Ma è tutto così piccolo, così futile, rispetto ai tre Spidey che, dopo un salto nel vuoto ed un volteggio, atterrano ognuno nella sua posa epica.
Sono una persona semplice.
Pacione Bosconovitch
Non sono un grande amante del mondo del cinema: anche per colpa del pessimo cinema della mia città, non conosco molto di quel che gira sul grande schermo. Tuttavia, la pandemia è riuscita a farmi riconnettere con qualche film supereroistico e demenziale che un po’ avevo perso per strada. Il film del mio 2021 lascerà sorpresi e perplessi molti, ma visto che non ci capisco un accidente di cinema, vi dico: a me Free Guy è piaciuto forse più del dovuto. Non fraintendetemi: prima di prendere picche e forconi, dovete ben comprendere che sono ignorante come una zappa per quanto riguarda il mondo del cinema, dunque quasi sicuramente ci sarà stato di meglio, ma ahimé, la mia ignoranza mi frena dal saperlo. Detto questo, ho apprezzato molto Free Guy, perché è riuscito nell’arduo compito di parlare di videogiochi in maniera leggera e interessante e a portare nel piatto un contenuto che può far riflettere molte persone: non solo affronta il rapporto tra i software creator e i colletti bianchi, ma riesce anche a farci riflettere su come i videogiochi ci istighino ad essere violenti all’interno dei loro mondi.
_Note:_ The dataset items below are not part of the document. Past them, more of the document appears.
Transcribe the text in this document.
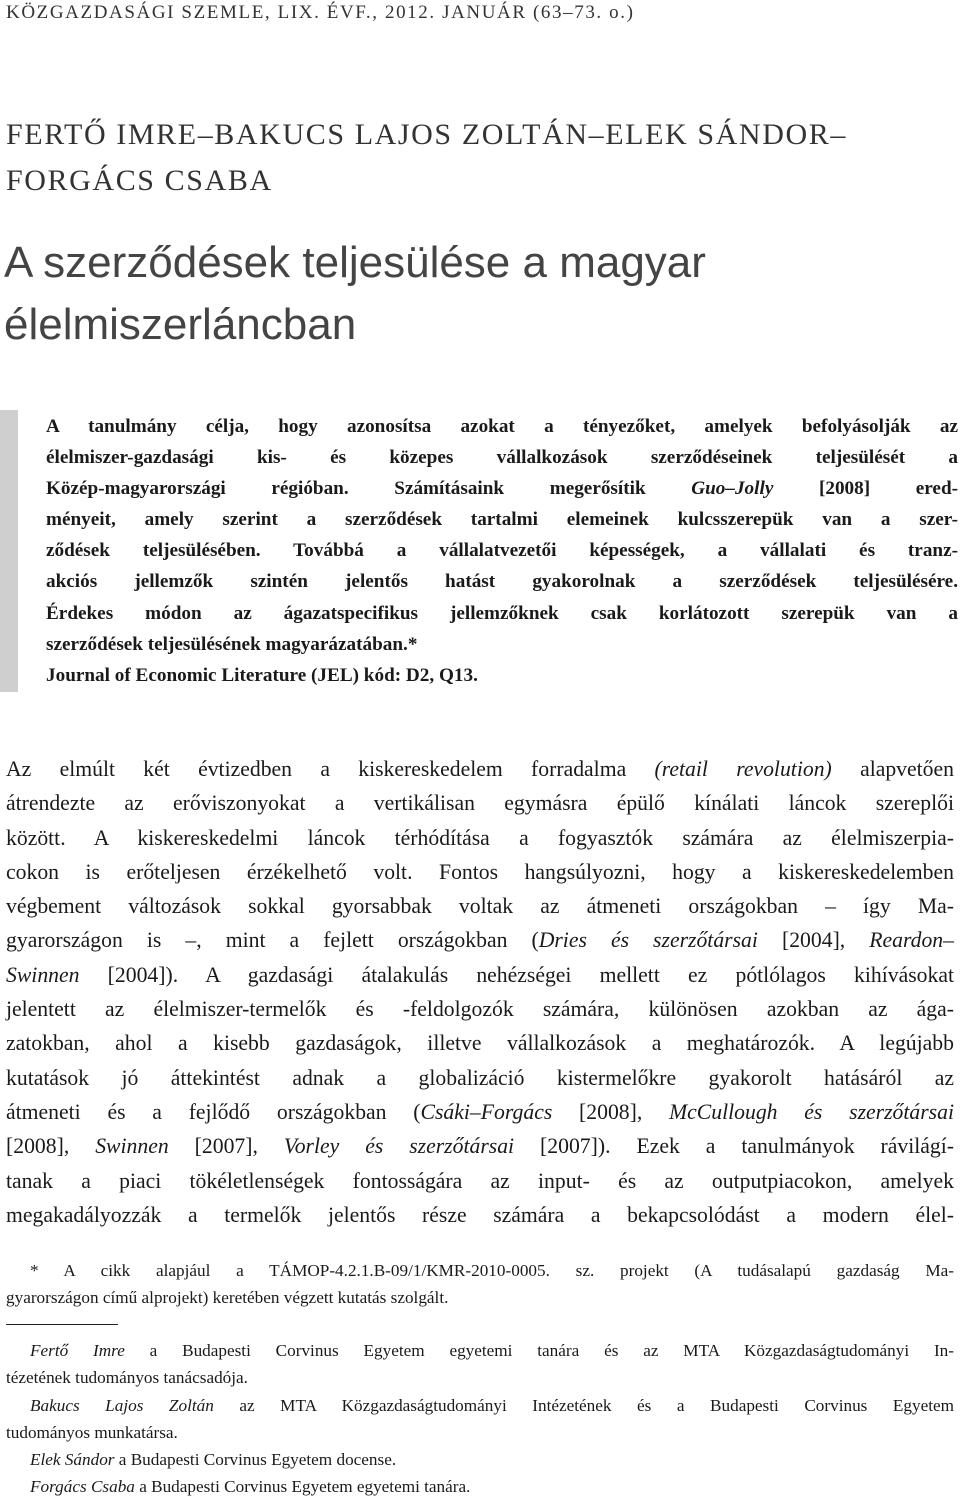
KÖZGAZDASÁGI SZEMLE, LIX. ÉVF., 2012. JANUÁR (63–73. o.)
FERTŐ IMRE–BAKUCS LAJOS ZOLTÁN–ELEK SÁNDOR–
FORGÁCS CSABA
A szerződések teljesülése a magyar
élelmiszerláncban
A tanulmány célja, hogy azonosítsa azokat a tényezőket, amelyek befolyásolják az
élelmiszer-gazdasági kis- és közepes vállalkozások szerződéseinek teljesülését a
Közép-magyarországi régióban. Számításaink megerősítik Guo–Jolly [2008] ered-
ményeit, amely szerint a szerződések tartalmi elemeinek kulcsszerepük van a szer-
ződések teljesülésében. Továbbá a vállalatvezetői képességek, a vállalati és tranz-
akciós jellemzők szintén jelentős hatást gyakorolnak a szerződések teljesülésére.
Érdekes módon az ágazatspecifikus jellemzőknek csak korlátozott szerepük van a
szerződések teljesülésének magyarázatában.*
Journal of Economic Literature (JEL) kód: D2, Q13.
Az elmúlt két évtizedben a kiskereskedelem forradalma (retail revolution) alapvetően
átrendezte az erőviszonyokat a vertikálisan egymásra épülő kínálati láncok szereplői
között. A kiskereskedelmi láncok térhódítása a fogyasztók számára az élelmiszerpia-
cokon is erőteljesen érzékelhető volt. Fontos hangsúlyozni, hogy a kiskereskedelemben
végbement változások sokkal gyorsabbak voltak az átmeneti országokban – így Ma-
gyarországon is –, mint a fejlett országokban (Dries és szerzőtársai [2004], Reardon–
Swinnen [2004]). A gazdasági átalakulás nehézségei mellett ez pótlólagos kihívásokat
jelentett az élelmiszer-termelők és -feldolgozók számára, különösen azokban az ága-
zatokban, ahol a kisebb gazdaságok, illetve vállalkozások a meghatározók. A legújabb
kutatások jó áttekintést adnak a globalizáció kistermelőkre gyakorolt hatásáról az
átmeneti és a fejlődő országokban (Csáki–Forgács [2008], McCullough és szerzőtársai
[2008], Swinnen [2007], Vorley és szerzőtársai [2007]). Ezek a tanulmányok rávilágí-
tanak a piaci tökéletlenségek fontosságára az input- és az outputpiacokon, amelyek
megakadályozzák a termelők jelentős része számára a bekapcsolódást a modern élel-
* A cikk alapjául a TÁMOP-4.2.1.B-09/1/KMR-2010-0005. sz. projekt (A tudásalapú gazdaság Ma-
gyarországon című alprojekt) keretében végzett kutatás szolgált.
Fertő Imre a Budapesti Corvinus Egyetem egyetemi tanára és az MTA Közgazdaságtudományi In-
tézetének tudományos tanácsadója.
Bakucs Lajos Zoltán az MTA Közgazdaságtudományi Intézetének és a Budapesti Corvinus Egyetem
tudományos munkatársa.
Elek Sándor a Budapesti Corvinus Egyetem docense.
Forgács Csaba a Budapesti Corvinus Egyetem egyetemi tanára.
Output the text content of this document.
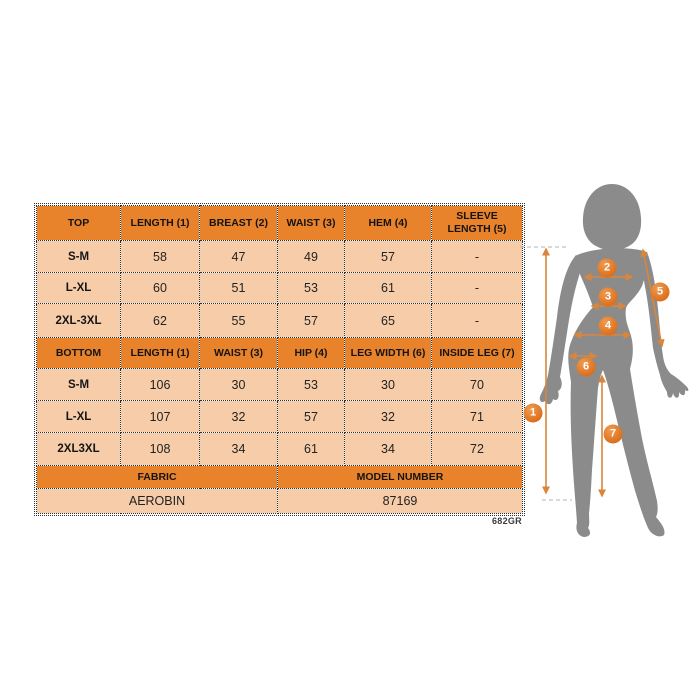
TOP	LENGTH (1)	BREAST (2)	WAIST (3)	HEM (4)	SLEEVE LENGTH (5)
S-M	58	47	49	57	-
L-XL	60	51	53	61	-
2XL-3XL	62	55	57	65	-
BOTTOM	LENGTH (1)	WAIST (3)	HIP (4)	LEG WIDTH (6)	INSIDE LEG (7)
S-M	106	30	53	30	70
L-XL	107	32	57	32	71
2XL3XL	108	34	61	34	72
FABRIC			MODEL NUMBER		
AEROBIN			87169		
682GR
1
2
3
4
5
6
7
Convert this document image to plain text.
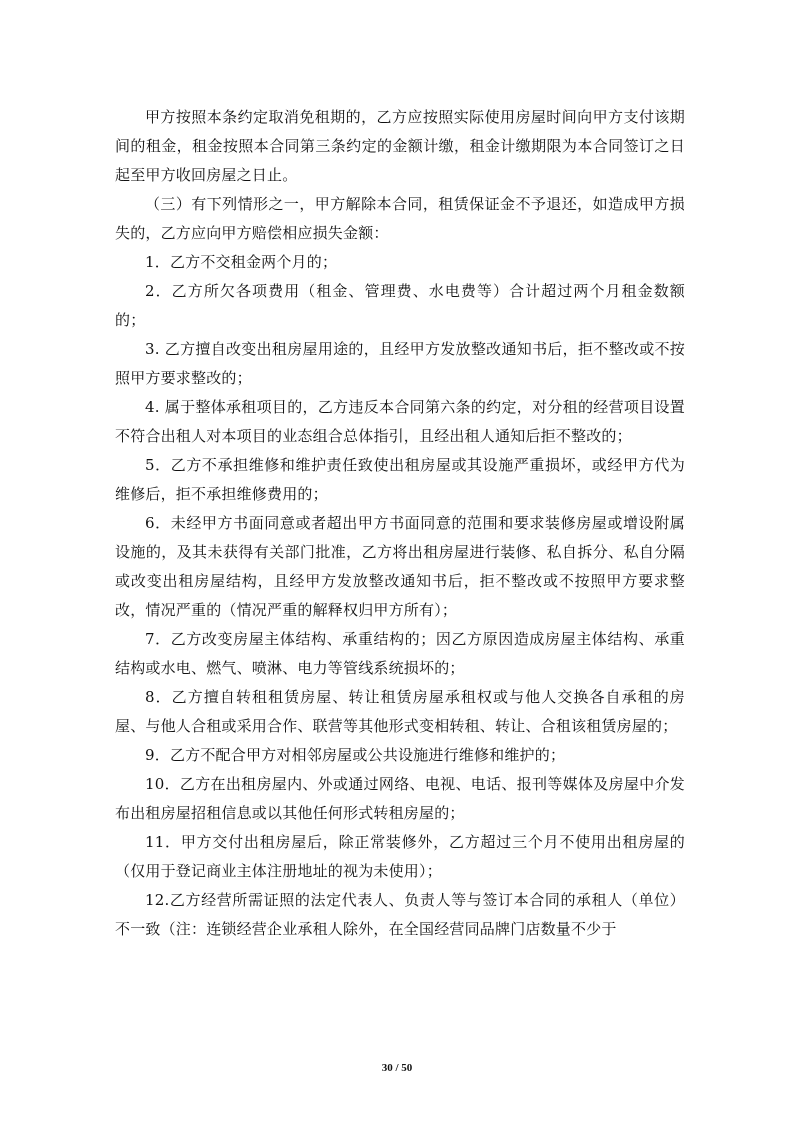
甲方按照本条约定取消免租期的，乙方应按照实际使用房屋时间向甲方支付该期间的租金，租金按照本合同第三条约定的金额计缴，租金计缴期限为本合同签订之日起至甲方收回房屋之日止。

（三）有下列情形之一，甲方解除本合同，租赁保证金不予退还，如造成甲方损失的，乙方应向甲方赔偿相应损失金额：

1．乙方不交租金两个月的；

2．乙方所欠各项费用（租金、管理费、水电费等）合计超过两个月租金数额的；

3. 乙方擅自改变出租房屋用途的，且经甲方发放整改通知书后，拒不整改或不按照甲方要求整改的；

4. 属于整体承租项目的，乙方违反本合同第六条的约定，对分租的经营项目设置不符合出租人对本项目的业态组合总体指引，且经出租人通知后拒不整改的；

5．乙方不承担维修和维护责任致使出租房屋或其设施严重损坏，或经甲方代为维修后，拒不承担维修费用的；

6．未经甲方书面同意或者超出甲方书面同意的范围和要求装修房屋或增设附属设施的，及其未获得有关部门批准，乙方将出租房屋进行装修、私自拆分、私自分隔或改变出租房屋结构，且经甲方发放整改通知书后，拒不整改或不按照甲方要求整改，情况严重的（情况严重的解释权归甲方所有）；

7．乙方改变房屋主体结构、承重结构的；因乙方原因造成房屋主体结构、承重结构或水电、燃气、喷淋、电力等管线系统损坏的；

8．乙方擅自转租租赁房屋、转让租赁房屋承租权或与他人交换各自承租的房屋、与他人合租或采用合作、联营等其他形式变相转租、转让、合租该租赁房屋的；

9．乙方不配合甲方对相邻房屋或公共设施进行维修和维护的；

10．乙方在出租房屋内、外或通过网络、电视、电话、报刊等媒体及房屋中介发布出租房屋招租信息或以其他任何形式转租房屋的；

11．甲方交付出租房屋后，除正常装修外，乙方超过三个月不使用出租房屋的（仅用于登记商业主体注册地址的视为未使用）；

12.乙方经营所需证照的法定代表人、负责人等与签订本合同的承租人（单位）不一致（注：连锁经营企业承租人除外，在全国经营同品牌门店数量不少于

30 / 50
In un’interazione quasi del tutto votata al predominio del più forte sia dal punto di vista economico che di pura potenza, quel che facciamo nei nostri giochi preferiti è cercare di dominare mostri e NPC programmati per quello. Fa scaturire diverse riflessioni interessanti e lo fa sempre intrattenendoti al massimo. Mi è piaciuto molto e sinceramente non me lo aspettavo.
Stefano Calzati
A livello cinematografico, è stato per me un anno di transizione. Non ho visto un film da marzo fino al 15 dicembre, una lunga pausa (non so neanch’io il motivo preciso, probabilmente doveva andare così) che si è interrotta con l’uscita su Netflix dell’ultima pellicola di Paolo Sorrentino, che su di me ha sempre un ascendente importante, irresistibile. È stata la mano di Dio a farmi rinnamorare del cinema, forse, in quella Napoli sospesa tra sacro e profano come la prima, surreale, sequenza, che racconta perfettamente una città dove anche un “semplice” calciatore può diventare santo, fermare il tempo, lenire drammi. Come quello che il regista ha vissuto da ragazzino e che ha deciso di raccontarci con tutta l’intensità di cui è capace; la morte improvvisa dei genitori che fa crollare le fondamenta di una vita serena, placida, tra pranzi di famiglia e gite in barca sotto lo sguardo paterno del Vesuvio, spezzando a metà il film, con una prima parte divertentissima, sguaiata, irriverente e una seconda introspettiva e febbrile, con la ricerca disperata di uno scopo che possa colmare quel vuoto. Straordinario.